IF 1.6 3区 计算机科学 Q4 COMPUTER SCIENCE, ARTIFICIAL INTELLIGENCE Pub Date : 2025-08-01 Epub Date: 2024-10-13 DOI: 10.1080/0954898X.2024.2412679
Pavithra Rajaram, Mohanapriya Marimuthu

Autism Spectrum Disorder (ASD) poses a significant challenge in early diagnosis and intervention due to its multifaceted clinical presentation and lack of objective biomarkers. This research presents a novel approach, termed Neuro Connect, which integrates data-driven techniques with Bidirectional Gated Recurrent Unit (BiGRU) classification to enhance the prediction of ASD using functional Magnetic Resonance Imaging (fMRI) data. This study uses both structural and functional neuroimaging data to investigate the complex brain underpinnings of autism spectrum disorder (ASD). They use an Auto-Encoder (AE) to efficiently reduce dimensionality while retaining critical information by learning and compressing important characteristics from high-dimensional data. We treat the feature-extracted data using a BiGRU model for the classification task of predicting ASD. They provide a new optimization strategy, the Horse Herd Algorithm (HHA), and show that it outperforms other established optimizers, such SGD and Adam, in order to improve classification accuracy. The model's performance is greatly enhanced by the HHA's novel optimization technique, which more precisely refines weight modifications made during training. The proposed ASD and EEG dataset accuracy value is 99.5%, and 99.3 compared to the existing method the proposed has a high accuracy value.
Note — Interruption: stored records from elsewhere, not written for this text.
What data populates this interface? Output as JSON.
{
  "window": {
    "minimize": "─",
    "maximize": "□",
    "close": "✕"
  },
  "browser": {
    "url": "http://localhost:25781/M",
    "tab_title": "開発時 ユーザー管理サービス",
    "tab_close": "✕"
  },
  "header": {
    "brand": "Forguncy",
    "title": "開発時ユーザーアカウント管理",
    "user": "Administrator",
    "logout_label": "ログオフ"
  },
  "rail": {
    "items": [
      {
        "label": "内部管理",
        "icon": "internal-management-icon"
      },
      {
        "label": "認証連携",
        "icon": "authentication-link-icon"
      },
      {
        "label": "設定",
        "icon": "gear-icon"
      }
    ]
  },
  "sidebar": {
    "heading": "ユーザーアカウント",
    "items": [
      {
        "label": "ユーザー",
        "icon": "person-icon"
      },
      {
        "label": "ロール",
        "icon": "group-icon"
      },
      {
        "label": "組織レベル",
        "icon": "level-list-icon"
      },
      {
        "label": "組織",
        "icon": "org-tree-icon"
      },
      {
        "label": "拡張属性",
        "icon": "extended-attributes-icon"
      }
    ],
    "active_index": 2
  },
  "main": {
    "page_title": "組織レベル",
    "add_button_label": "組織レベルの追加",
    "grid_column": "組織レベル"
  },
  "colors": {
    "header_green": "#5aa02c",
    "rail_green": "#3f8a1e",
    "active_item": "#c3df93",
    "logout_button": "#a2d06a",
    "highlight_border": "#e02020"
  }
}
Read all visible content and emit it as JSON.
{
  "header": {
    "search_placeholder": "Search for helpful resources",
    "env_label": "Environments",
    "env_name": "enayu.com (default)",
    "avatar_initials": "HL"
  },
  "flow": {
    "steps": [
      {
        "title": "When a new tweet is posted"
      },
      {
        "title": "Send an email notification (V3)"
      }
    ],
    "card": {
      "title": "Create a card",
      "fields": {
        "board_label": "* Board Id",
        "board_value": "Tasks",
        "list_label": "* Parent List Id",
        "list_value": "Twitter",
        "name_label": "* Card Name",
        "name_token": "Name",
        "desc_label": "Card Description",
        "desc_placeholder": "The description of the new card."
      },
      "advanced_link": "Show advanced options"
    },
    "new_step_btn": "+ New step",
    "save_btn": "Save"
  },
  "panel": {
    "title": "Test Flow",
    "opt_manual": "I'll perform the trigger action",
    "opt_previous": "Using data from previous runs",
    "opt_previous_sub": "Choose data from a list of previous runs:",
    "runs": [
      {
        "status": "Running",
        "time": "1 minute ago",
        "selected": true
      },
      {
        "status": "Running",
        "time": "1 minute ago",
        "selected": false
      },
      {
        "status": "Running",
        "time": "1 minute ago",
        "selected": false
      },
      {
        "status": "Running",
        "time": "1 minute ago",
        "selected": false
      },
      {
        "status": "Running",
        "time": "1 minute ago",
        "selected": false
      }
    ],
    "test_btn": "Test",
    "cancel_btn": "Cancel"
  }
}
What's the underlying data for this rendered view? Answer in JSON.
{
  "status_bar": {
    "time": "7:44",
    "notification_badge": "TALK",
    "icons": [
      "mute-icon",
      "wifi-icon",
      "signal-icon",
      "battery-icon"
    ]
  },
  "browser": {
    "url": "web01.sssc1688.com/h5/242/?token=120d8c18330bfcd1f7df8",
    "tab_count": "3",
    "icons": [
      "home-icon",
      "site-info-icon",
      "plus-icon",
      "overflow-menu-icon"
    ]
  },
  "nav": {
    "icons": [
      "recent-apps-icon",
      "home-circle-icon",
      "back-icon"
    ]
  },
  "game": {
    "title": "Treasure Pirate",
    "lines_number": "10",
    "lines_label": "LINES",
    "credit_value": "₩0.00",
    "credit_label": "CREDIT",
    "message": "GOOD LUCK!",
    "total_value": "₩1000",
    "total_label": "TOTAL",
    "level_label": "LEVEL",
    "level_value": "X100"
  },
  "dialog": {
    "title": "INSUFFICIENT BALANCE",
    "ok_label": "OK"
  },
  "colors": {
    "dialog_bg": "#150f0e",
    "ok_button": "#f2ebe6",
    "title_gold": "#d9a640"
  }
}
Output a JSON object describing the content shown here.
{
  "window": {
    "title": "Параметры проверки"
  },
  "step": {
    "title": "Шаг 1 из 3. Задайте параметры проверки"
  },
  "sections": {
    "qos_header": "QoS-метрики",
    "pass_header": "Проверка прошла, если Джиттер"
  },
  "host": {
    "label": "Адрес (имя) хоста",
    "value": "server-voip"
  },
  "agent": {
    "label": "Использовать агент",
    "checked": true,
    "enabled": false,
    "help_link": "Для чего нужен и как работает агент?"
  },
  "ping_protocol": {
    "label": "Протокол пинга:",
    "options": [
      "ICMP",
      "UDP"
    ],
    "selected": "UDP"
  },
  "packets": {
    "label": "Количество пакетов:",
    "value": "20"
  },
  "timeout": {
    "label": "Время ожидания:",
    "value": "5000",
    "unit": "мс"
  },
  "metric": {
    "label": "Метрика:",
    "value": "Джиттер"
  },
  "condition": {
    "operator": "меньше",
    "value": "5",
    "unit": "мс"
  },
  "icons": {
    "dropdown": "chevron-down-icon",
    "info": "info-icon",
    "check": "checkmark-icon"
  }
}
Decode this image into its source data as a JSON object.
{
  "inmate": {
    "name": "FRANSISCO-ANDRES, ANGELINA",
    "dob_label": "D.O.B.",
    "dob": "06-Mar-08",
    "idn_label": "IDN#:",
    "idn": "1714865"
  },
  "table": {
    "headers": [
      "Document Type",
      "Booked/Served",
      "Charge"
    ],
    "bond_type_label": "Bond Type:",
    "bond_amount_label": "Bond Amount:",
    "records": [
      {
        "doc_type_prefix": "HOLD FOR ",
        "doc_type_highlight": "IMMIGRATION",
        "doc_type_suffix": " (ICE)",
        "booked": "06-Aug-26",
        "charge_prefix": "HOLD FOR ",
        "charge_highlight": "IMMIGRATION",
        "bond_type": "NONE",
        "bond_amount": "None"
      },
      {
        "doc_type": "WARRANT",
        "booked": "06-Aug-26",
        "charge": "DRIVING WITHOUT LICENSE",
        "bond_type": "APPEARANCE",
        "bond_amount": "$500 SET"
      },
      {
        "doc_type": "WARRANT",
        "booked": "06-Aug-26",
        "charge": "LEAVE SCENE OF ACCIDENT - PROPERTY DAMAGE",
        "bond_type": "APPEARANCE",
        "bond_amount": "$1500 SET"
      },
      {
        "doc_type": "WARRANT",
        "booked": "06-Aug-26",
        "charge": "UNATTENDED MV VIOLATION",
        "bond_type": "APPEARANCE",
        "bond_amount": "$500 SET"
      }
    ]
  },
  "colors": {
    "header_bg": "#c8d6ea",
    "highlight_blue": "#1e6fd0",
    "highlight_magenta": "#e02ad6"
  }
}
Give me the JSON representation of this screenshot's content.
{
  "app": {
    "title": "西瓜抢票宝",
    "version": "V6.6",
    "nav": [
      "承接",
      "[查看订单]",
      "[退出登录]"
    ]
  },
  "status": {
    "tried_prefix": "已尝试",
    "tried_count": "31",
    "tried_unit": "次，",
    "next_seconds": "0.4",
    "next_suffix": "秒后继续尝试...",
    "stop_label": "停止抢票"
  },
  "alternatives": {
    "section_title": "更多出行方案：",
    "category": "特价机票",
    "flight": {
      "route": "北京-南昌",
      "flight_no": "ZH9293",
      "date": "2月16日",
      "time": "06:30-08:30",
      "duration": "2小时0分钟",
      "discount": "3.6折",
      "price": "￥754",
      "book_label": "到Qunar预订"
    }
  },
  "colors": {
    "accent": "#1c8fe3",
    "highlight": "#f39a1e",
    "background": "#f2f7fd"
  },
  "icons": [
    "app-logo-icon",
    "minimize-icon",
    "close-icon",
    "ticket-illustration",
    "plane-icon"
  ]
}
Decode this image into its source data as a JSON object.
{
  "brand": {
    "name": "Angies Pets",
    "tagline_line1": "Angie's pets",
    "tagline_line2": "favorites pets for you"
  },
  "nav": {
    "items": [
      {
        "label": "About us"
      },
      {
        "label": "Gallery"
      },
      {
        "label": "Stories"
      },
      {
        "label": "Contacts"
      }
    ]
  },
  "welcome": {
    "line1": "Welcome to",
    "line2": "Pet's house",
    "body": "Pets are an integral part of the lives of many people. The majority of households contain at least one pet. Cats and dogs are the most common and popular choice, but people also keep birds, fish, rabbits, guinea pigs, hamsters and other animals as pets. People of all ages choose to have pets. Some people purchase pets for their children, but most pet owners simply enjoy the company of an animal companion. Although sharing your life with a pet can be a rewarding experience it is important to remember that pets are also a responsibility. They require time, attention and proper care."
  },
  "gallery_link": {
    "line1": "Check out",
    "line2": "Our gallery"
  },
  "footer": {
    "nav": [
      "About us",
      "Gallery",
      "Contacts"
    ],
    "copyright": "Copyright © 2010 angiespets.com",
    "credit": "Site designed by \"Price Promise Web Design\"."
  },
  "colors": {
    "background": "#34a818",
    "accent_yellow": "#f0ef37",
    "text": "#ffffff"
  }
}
自闭症谱系障碍(ASD)的临床表现多种多样,且缺乏客观的生物标志物,这给早期诊断和干预带来了巨大挑战。这项研究提出了一种名为 "神经连接"(Neuro Connect)的新方法,它将数据驱动技术与双向门控递归单元(BiGRU)分类相结合,利用功能性磁共振成像(fMRI)数据加强对自闭症谱系障碍的预测。这项研究利用结构和功能神经成像数据来研究自闭症谱系障碍(ASD)复杂的大脑基础。他们使用自动编码器(AE)通过学习和压缩高维数据中的重要特征,在保留关键信息的同时有效地降低了维度。我们使用 BiGRU 模型处理提取的特征数据,以完成预测 ASD 的分类任务。他们提供了一种新的优化策略--马群算法(Horse Herd Algorithm,HHA),并证明它在提高分类准确性方面优于 SGD 和 Adam 等其他成熟的优化器。HHA 的新优化技术能更精确地完善训练过程中的权重修改,从而大大提高了模型的性能。所提出的 ASD 和脑电图数据集准确率值为 99.5%,与现有方法的 99.3 相比,所提出的方法具有较高的准确率值。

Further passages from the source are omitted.